Aspiring telecommuters may not need to take a pay cut
The phenomenon of telecommuters earning more holds for a broad set of jobs. There is a class of in-demand jobs that are easily performed by remote workers and that have a wide range of employee performance levels. If you work in one these jobs (or at a particularly forward-thinking company), there’s a chance you won’t need to take a pay cut to avoid having to commute every day.
Our definition of people who can telecommute excludes people who can work remotely only for life events like furniture deliveries. We restricted to only jobs with at least 45 commuters, 45 non-telecommuters, and 10% of respondents reporting the option to telecommute, leaving 246 jobs in the final sample. Within each of these 246 jobs, we tested whether or not the distribution of pay among telecommuters is significantly greater than among non-telecommuters.
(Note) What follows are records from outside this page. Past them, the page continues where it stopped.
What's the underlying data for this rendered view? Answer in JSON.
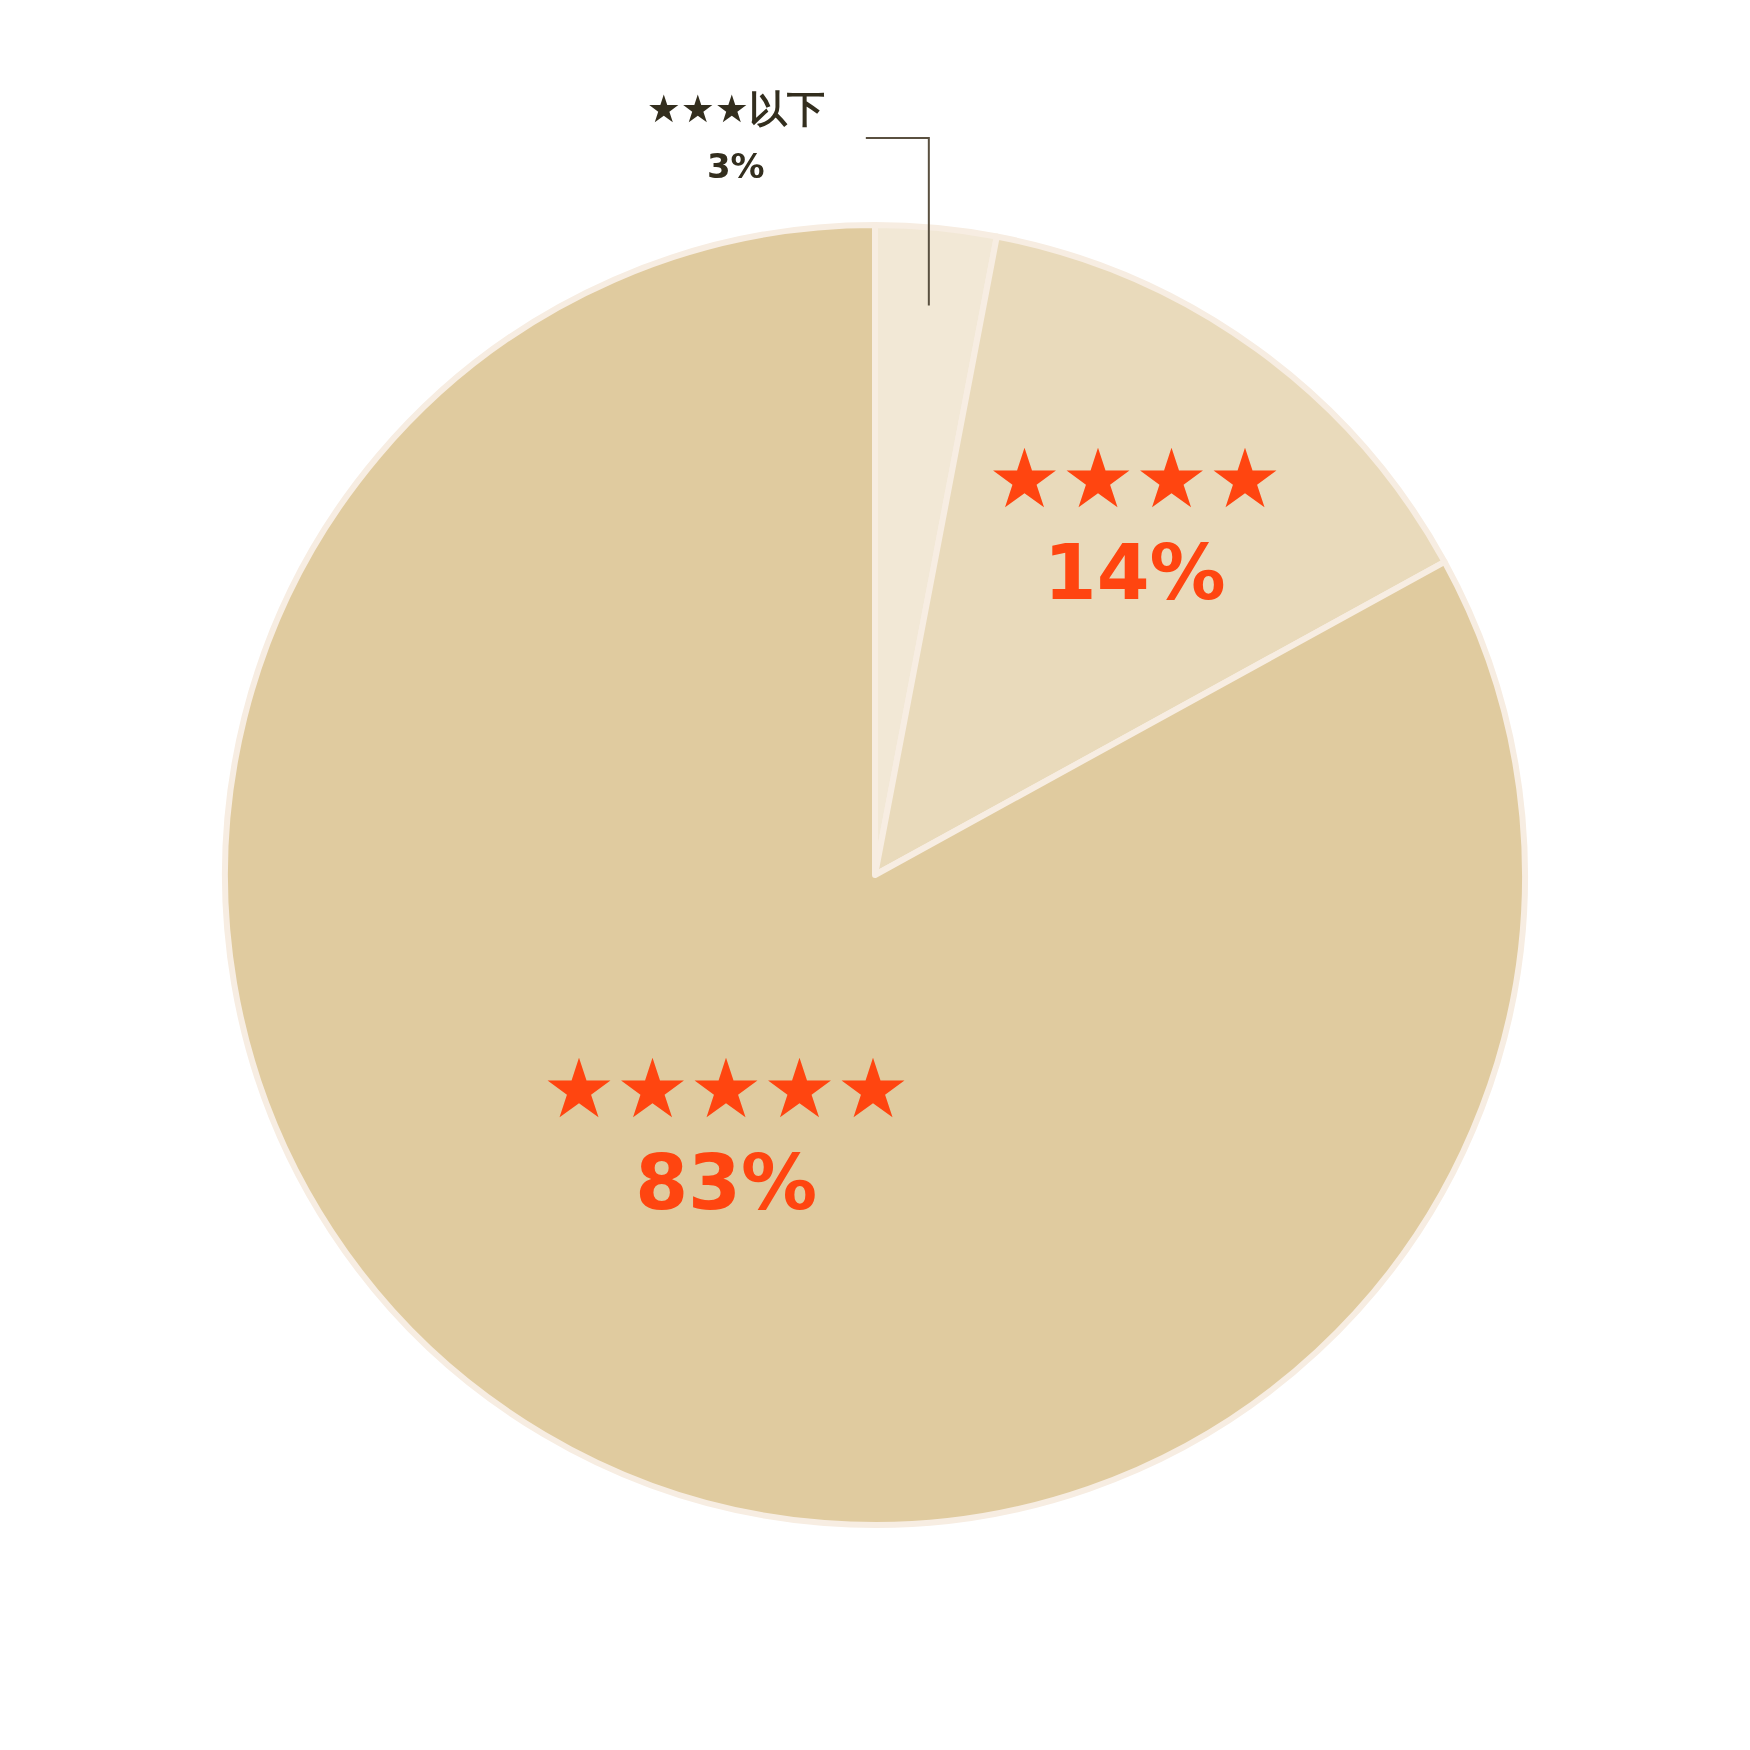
{
  "chart_data": {
    "type": "pie",
    "categories": [
      "★★★以下",
      "★★★★",
      "★★★★★"
    ],
    "values": [
      3,
      14,
      83
    ],
    "colors": [
      "#f2e8d6",
      "#e9dabb",
      "#e0cb9f"
    ],
    "value_labels": [
      "3%",
      "14%",
      "83%"
    ]
  }
}
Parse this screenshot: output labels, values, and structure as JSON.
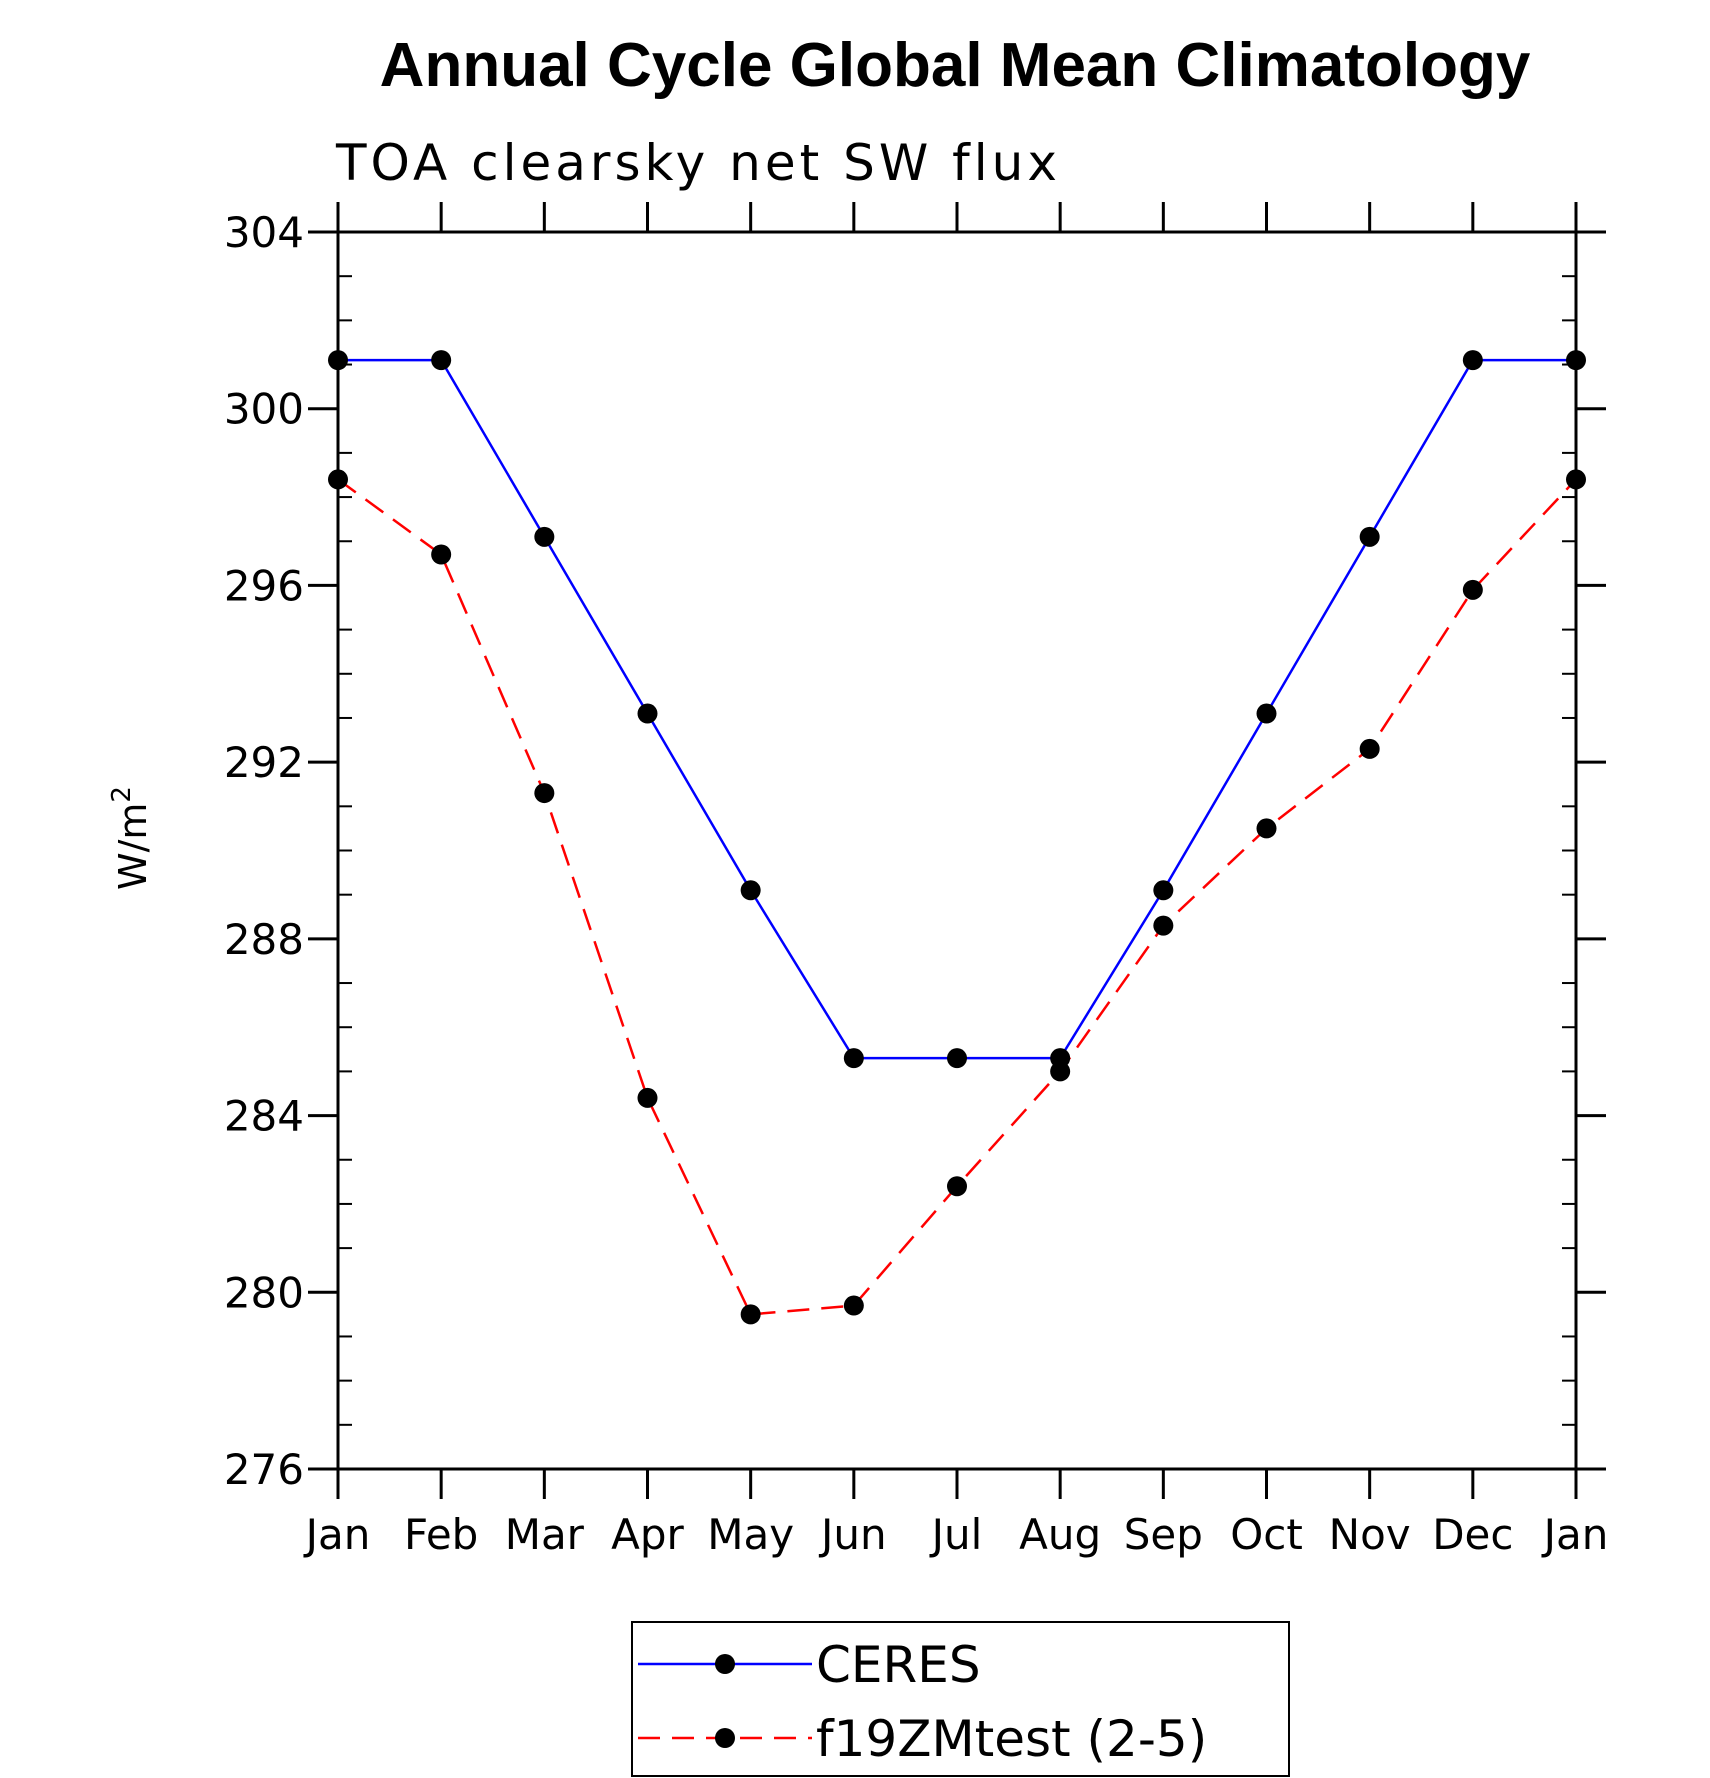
{
  "chart_data": {
    "type": "line",
    "title": "Annual Cycle Global Mean Climatology",
    "subtitle": "TOA clearsky net SW flux",
    "ylabel_base": "W/m",
    "ylabel_sup": "2",
    "xlabel": "",
    "categories": [
      "Jan",
      "Feb",
      "Mar",
      "Apr",
      "May",
      "Jun",
      "Jul",
      "Aug",
      "Sep",
      "Oct",
      "Nov",
      "Dec",
      "Jan"
    ],
    "yticks": [
      276,
      280,
      284,
      288,
      292,
      296,
      300,
      304
    ],
    "ylim": [
      276,
      304
    ],
    "series": [
      {
        "name": "CERES",
        "color": "#0000ff",
        "dash": "solid",
        "values": [
          301.1,
          301.1,
          297.1,
          293.1,
          289.1,
          285.3,
          285.3,
          285.3,
          289.1,
          293.1,
          297.1,
          301.1,
          301.1
        ]
      },
      {
        "name": "f19ZMtest (2-5)",
        "color": "#ff0000",
        "dash": "dashed",
        "values": [
          298.4,
          296.7,
          291.3,
          284.4,
          279.5,
          279.7,
          282.4,
          285.0,
          288.3,
          290.5,
          292.3,
          295.9,
          298.4
        ]
      }
    ],
    "marker_color": "#000000",
    "legend_position": "bottom-center"
  }
}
We used a two-sample, one-sided Kolmogorov-Smirnov test to compare these two distributions. Roughly speaking, this statistic tells us how “far apart” two samples are when they are at their absolute farthest. The significance of this statistic is tested by assuming that the distances come from a Kolmogorov distribution. A “significant” result from this test means that we are confident that the two pay distributions were not sampled from the same underlying distribution.